Ana and I grabbed coffees and set up on the loungers by the water with books and spent a lovely hour relaxing and reading. The cabin library included a book on Canadian inventors and it was fascinating. Canadian inventors have been responsible for creating nearly every piece of communication technology that exists in the world today - from wireless voice transmission, to fiber optics, to radio, to pagers, to the internet, and even the personal computer. Other Canadian inventions include peanut butter, commercial jets, the snowmobile, sonar, lacrosse/hockey/basketball, the jockstrap to protect the aforementioned testicle-crushing sports, the electric wheelchair, Botox (you’re welcome, Hollywood), IMAX, Standard Time, insulin, the electron microscope, plexiglass, the electric oven and Easy-Off oven cleaner, the Robertson screw, and so many others. A man named Reginald Fessenden, whom I’ve never heard of, was the most prolific Canadian inventor and received hundreds of patents in radio and sonar technologies. But the common theme running through all these inventions was the lack of follow through.

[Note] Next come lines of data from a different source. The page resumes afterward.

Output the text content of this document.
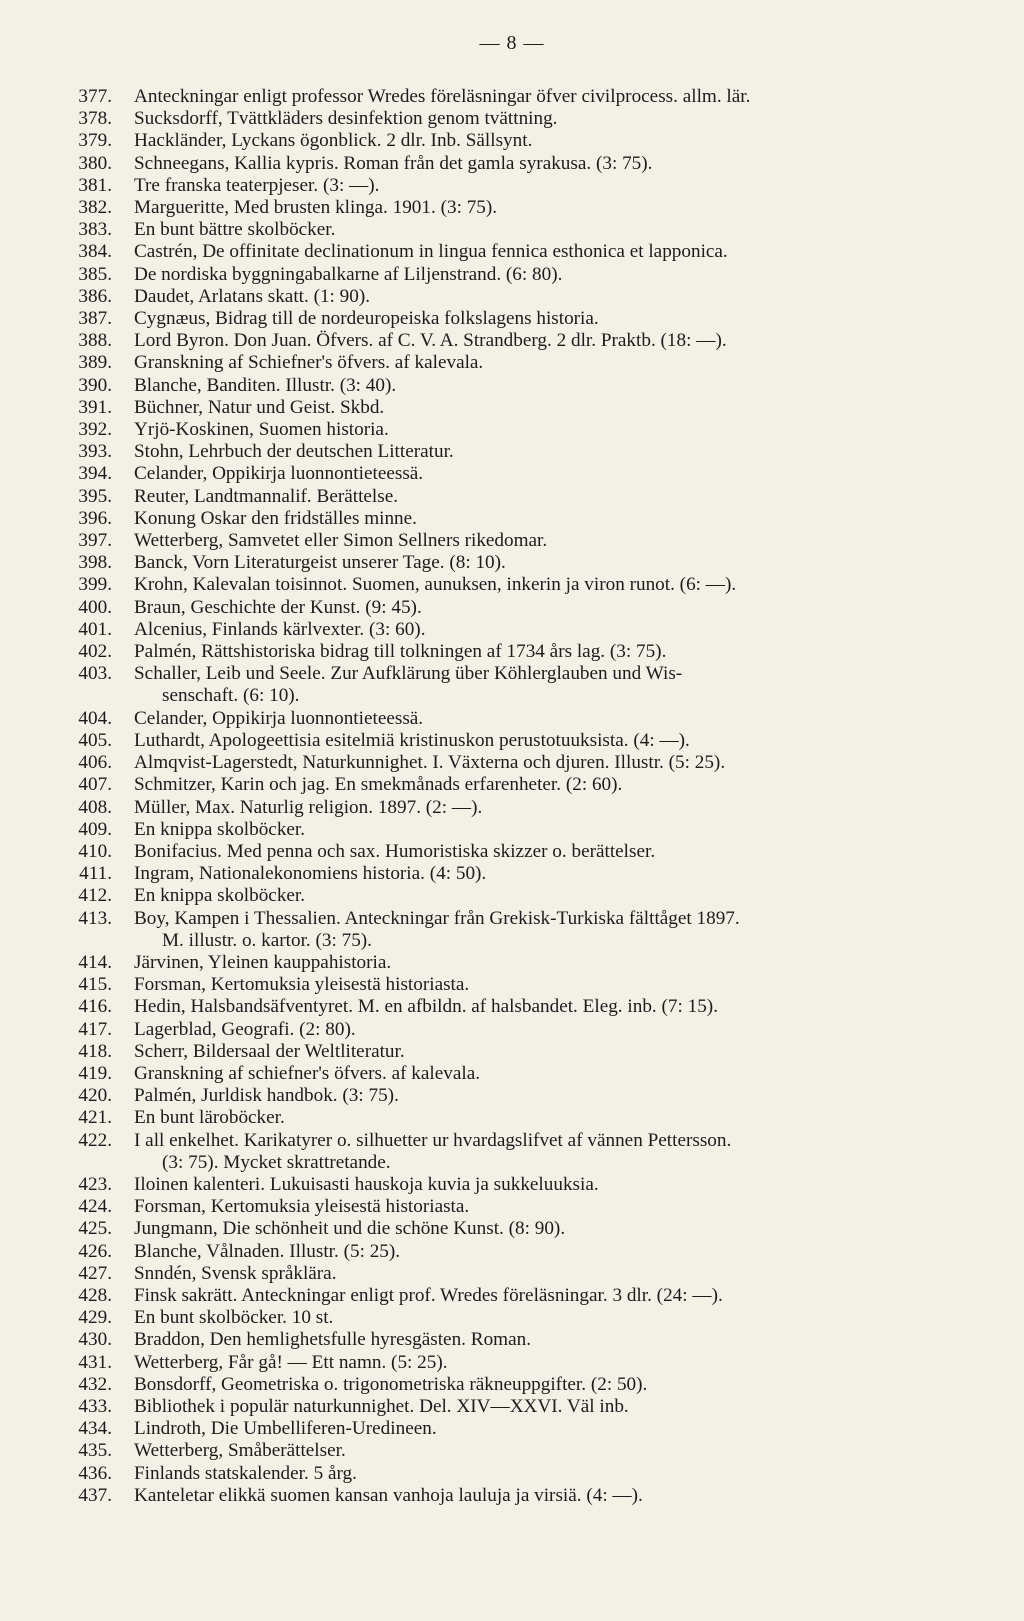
— 8 —
377.	Anteckningar enligt professor Wredes föreläsningar öfver civilprocess. allm. lär.
378.	Sucksdorff, Tvättkläders desinfektion genom tvättning.
379.	Hackländer, Lyckans ögonblick. 2 dlr. Inb. Sällsynt.
380.	Schneegans, Kallia kypris. Roman från det gamla syrakusa. (3: 75).
381.	Tre franska teaterpjeser. (3: —).
382.	Margueritte, Med brusten klinga. 1901. (3: 75).
383.	En bunt bättre skolböcker.
384.	Castrén, De offinitate declinationum in lingua fennica esthonica et lapponica.
385.	De nordiska byggningabalkarne af Liljenstrand. (6: 80).
386.	Daudet, Arlatans skatt. (1: 90).
387.	Cygnæus, Bidrag till de nordeuropeiska folkslagens historia.
388.	Lord Byron. Don Juan. Öfvers. af C. V. A. Strandberg. 2 dlr. Praktb. (18: —).
389.	Granskning af Schiefner's öfvers. af kalevala.
390.	Blanche, Banditen. Illustr. (3: 40).
391.	Büchner, Natur und Geist. Skbd.
392.	Yrjö-Koskinen, Suomen historia.
393.	Stohn, Lehrbuch der deutschen Litteratur.
394.	Celander, Oppikirja luonnontieteessä.
395.	Reuter, Landtmannalif. Berättelse.
396.	Konung Oskar den fridställes minne.
397.	Wetterberg, Samvetet eller Simon Sellners rikedomar.
398.	Banck, Vorn Literaturgeist unserer Tage. (8: 10).
399.	Krohn, Kalevalan toisinnot. Suomen, aunuksen, inkerin ja viron runot. (6: —).
400.	Braun, Geschichte der Kunst. (9: 45).
401.	Alcenius, Finlands kärlvexter. (3: 60).
402.	Palmén, Rättshistoriska bidrag till tolkningen af 1734 års lag. (3: 75).
403.	Schaller, Leib und Seele. Zur Aufklärung über Köhlerglauben und Wis-
senschaft. (6: 10).
404.	Celander, Oppikirja luonnontieteessä.
405.	Luthardt, Apologeettisia esitelmiä kristinuskon perustotuuksista. (4: —).
406.	Almqvist-Lagerstedt, Naturkunnighet. I. Växterna och djuren. Illustr. (5: 25).
407.	Schmitzer, Karin och jag. En smekmånads erfarenheter. (2: 60).
408.	Müller, Max. Naturlig religion. 1897. (2: —).
409.	En knippa skolböcker.
410.	Bonifacius. Med penna och sax. Humoristiska skizzer o. berättelser.
411.	Ingram, Nationalekonomiens historia. (4: 50).
412.	En knippa skolböcker.
413.	Boy, Kampen i Thessalien. Anteckningar från Grekisk-Turkiska fälttåget 1897.
M. illustr. o. kartor. (3: 75).
414.	Järvinen, Yleinen kauppahistoria.
415.	Forsman, Kertomuksia yleisestä historiasta.
416.	Hedin, Halsbandsäfventyret. M. en afbildn. af halsbandet. Eleg. inb. (7: 15).
417.	Lagerblad, Geografi. (2: 80).
418.	Scherr, Bildersaal der Weltliteratur.
419.	Granskning af schiefner's öfvers. af kalevala.
420.	Palmén, Jurldisk handbok. (3: 75).
421.	En bunt läroböcker.
422.	I all enkelhet. Karikatyrer o. silhuetter ur hvardagslifvet af vännen Pettersson.
(3: 75). Mycket skrattretande.
423.	Iloinen kalenteri. Lukuisasti hauskoja kuvia ja sukkeluuksia.
424.	Forsman, Kertomuksia yleisestä historiasta.
425.	Jungmann, Die schönheit und die schöne Kunst. (8: 90).
426.	Blanche, Vålnaden. Illustr. (5: 25).
427.	Snndén, Svensk språklära.
428.	Finsk sakrätt. Anteckningar enligt prof. Wredes föreläsningar. 3 dlr. (24: —).
429.	En bunt skolböcker. 10 st.
430.	Braddon, Den hemlighetsfulle hyresgästen. Roman.
431.	Wetterberg, Får gå! — Ett namn. (5: 25).
432.	Bonsdorff, Geometriska o. trigonometriska räkneuppgifter. (2: 50).
433.	Bibliothek i populär naturkunnighet. Del. XIV—XXVI. Väl inb.
434.	Lindroth, Die Umbelliferen-Uredineen.
435.	Wetterberg, Småberättelser.
436.	Finlands statskalender. 5 årg.
437.	Kanteletar elikkä suomen kansan vanhoja lauluja ja virsiä. (4: —).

In the vast majority of cases, the commercialization of the inventions was bungled or the inventions themselves were stolen, ripped off, sold early for a ridiculously low figure, abandoned, or otherwise wasted. And most of the inventors had to move to the US to get the financial support they needed and bring their ideas to market because the Canadian government and investors would not support them. The ones that didn’t ended up penniless. It is a happy story, but also a very sad one.

The rest of the day was spent in an island way - walking, frog-spotting, powerboat rides, swimming, eating, drinking, and a volleyball rematch where the kids got their game together and whipped the adults properly. During a powerboat ride we visited their neighbours (several kilometres away as the lots are enormous) and saw the pile of beautiful cedar posts and 2x8x12s they had cut from their own cedar trees using a sawmill, which were being used to construct a new deck. I hadn’t even really noticed the towering cedar, pine and hardwood trees everywhere and the incredible value they represent on these lands.



We barely saw any of the kids the entire time we spent at the cottage. They were completely consumed with each other playing board games, volleyball, badminton, swimming, dinghying back and forth to the boat, snorkeling, playing with the dog, watching tv, and really having the time of their lives.

It was a glorious day and we finished it with a sundowner then slowly gathered our things, said goodbye to our hosts, and dinghied away for the last time. Upon boarding the boat I smashed my ankle into steering pedestal, cranked my head on the gangway, scraped my hip on the corner of the counter, then caught my finger in a hatch hinge. Being exposed to large, wide open, luxurious cottage spaces during a boat trip does have consequences.